Guillermo Kahlo shared his fascination with the natural world with his daughter. He also taught her how to use a camera, and how to develop and re-touch photos. But for Frida the work was too finicky. Herrera writes that Frida, “Acknowledged the influence of her father’s professional work on her own only by saying that her paintings were like the photos her father took for calendar illustrations, only instead of painting outer reality she painted the calendars that were inside her head.”
By her father’s arrangement Frida attended the National Preparatory School, one of only 35 girls in an otherwise all-male student body of 2,000. Despite Guillermo’s admonition that his daughter not talk to boys, Frida did, even chatting with the famous Mexican artist Diego Rivera, who was painting a mural in the school at the time. Later, of course, the two married, but not before Guillermo Kahlo admonished, in turn, his daughter´s suitor:
“I see you’re interested in my daughter, eh?,” Rivera recalled Kahlo asking him.
“Yes,” replied Rivera. “Otherwise, I would not be coming…to see her.”

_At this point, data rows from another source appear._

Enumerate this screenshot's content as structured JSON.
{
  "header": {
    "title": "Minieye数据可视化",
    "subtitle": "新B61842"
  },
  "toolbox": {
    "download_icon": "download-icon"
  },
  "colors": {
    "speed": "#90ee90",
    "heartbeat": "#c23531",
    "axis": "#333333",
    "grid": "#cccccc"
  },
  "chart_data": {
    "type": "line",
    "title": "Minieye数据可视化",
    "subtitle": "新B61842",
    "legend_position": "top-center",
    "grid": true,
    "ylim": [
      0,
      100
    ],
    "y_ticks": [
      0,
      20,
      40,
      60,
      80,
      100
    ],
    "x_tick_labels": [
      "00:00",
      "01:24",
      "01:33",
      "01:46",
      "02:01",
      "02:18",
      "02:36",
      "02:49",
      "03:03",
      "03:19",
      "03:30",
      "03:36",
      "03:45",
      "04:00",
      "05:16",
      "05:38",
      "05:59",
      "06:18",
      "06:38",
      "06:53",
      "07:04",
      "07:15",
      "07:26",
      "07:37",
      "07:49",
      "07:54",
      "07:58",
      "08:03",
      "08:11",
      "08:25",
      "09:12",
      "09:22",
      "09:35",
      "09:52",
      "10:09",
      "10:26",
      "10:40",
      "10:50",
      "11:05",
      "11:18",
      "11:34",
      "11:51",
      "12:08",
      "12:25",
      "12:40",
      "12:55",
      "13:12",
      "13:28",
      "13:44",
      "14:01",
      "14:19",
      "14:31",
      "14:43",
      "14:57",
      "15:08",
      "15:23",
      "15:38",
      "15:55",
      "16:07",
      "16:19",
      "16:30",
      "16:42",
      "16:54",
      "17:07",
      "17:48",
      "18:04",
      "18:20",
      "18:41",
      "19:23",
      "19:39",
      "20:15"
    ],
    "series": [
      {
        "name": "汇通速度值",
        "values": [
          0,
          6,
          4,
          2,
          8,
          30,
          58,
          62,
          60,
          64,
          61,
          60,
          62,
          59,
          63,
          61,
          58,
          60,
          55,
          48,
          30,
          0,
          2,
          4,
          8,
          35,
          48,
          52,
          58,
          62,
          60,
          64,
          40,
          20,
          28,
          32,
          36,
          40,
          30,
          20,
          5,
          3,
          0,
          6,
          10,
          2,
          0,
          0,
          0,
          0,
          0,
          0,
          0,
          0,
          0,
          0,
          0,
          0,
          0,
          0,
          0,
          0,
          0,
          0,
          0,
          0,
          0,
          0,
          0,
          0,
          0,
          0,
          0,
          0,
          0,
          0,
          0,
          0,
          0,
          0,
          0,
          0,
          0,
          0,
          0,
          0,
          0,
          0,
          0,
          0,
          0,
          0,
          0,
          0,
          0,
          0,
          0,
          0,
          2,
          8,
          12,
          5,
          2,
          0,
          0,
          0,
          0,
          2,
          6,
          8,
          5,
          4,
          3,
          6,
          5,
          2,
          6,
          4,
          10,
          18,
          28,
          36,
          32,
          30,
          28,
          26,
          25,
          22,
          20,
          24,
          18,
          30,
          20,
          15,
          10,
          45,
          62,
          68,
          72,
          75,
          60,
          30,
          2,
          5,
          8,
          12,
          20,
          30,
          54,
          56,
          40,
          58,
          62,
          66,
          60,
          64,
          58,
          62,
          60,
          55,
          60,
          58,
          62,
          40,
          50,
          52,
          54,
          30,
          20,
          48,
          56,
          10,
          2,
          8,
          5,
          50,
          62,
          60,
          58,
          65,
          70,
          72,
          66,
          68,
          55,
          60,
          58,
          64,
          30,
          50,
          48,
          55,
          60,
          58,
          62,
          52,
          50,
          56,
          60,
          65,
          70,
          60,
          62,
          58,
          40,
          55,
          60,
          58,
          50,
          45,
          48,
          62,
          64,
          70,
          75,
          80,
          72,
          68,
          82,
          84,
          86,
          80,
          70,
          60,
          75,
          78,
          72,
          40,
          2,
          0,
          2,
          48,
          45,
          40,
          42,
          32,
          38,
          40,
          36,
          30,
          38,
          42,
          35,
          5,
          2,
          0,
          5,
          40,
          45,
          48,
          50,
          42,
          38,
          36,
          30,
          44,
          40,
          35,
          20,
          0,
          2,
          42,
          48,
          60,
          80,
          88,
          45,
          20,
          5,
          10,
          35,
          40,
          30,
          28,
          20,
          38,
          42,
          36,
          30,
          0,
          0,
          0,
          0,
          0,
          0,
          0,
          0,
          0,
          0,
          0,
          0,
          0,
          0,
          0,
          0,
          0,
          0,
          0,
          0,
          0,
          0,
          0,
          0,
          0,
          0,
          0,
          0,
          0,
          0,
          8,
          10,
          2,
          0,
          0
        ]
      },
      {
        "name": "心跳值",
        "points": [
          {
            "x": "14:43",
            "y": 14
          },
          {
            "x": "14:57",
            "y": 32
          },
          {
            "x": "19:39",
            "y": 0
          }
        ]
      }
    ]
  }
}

“She’s a devil,” Kahlo said.
“I know it.
“Well, I’ve warned you.”
Frida remembered that her father told Rivera: “Notice that my daughter is a sick person, and all her life she will be sick. She is intelligent but not pretty. Think it over if you want, and if you wish to get married, I give you my permission.” Despite strong reservations from her mother — Rivera was, after all, 20 years older than her daughter, a Communist, and not particularly handsome, Frida’s father seemed accepting of the marriage, as much for practical, financial reasons as any. The costs of Frida’s medical treatments following her tramcar accident had severely strained Guillermo Kahlo’s resources, and the treatments, he knew, would go on for years.
Frida married Diego Rivera on August 21st, 1929.
Guillermo Kahlo died of a heart attack in Mexico City in 1941, at the age of 69. Of her father Frida wrote in her diary: “Although he was a sick man he was an immense example to me of tenderness, of work…and above all of understanding for all my problems.” And to her doctor she wrote: “The death of my father was something terrible for me. You will remember how handsome he was, and how good.”
Frida painted, “Portrait of Don Guillermo Kahlo,” eleven years after his death, and only two years before her own; aware suddenly of the need for a final testament to the man who had meant so much to her. The inscribed scroll below the painting reads: I painted my father, …artist-photographer by profession, in character generous, intelligent and fine, valiant because he suffered for sixty years with epilepsy, but he never stopped working….with adoration. His daughter, Frida Kahlo.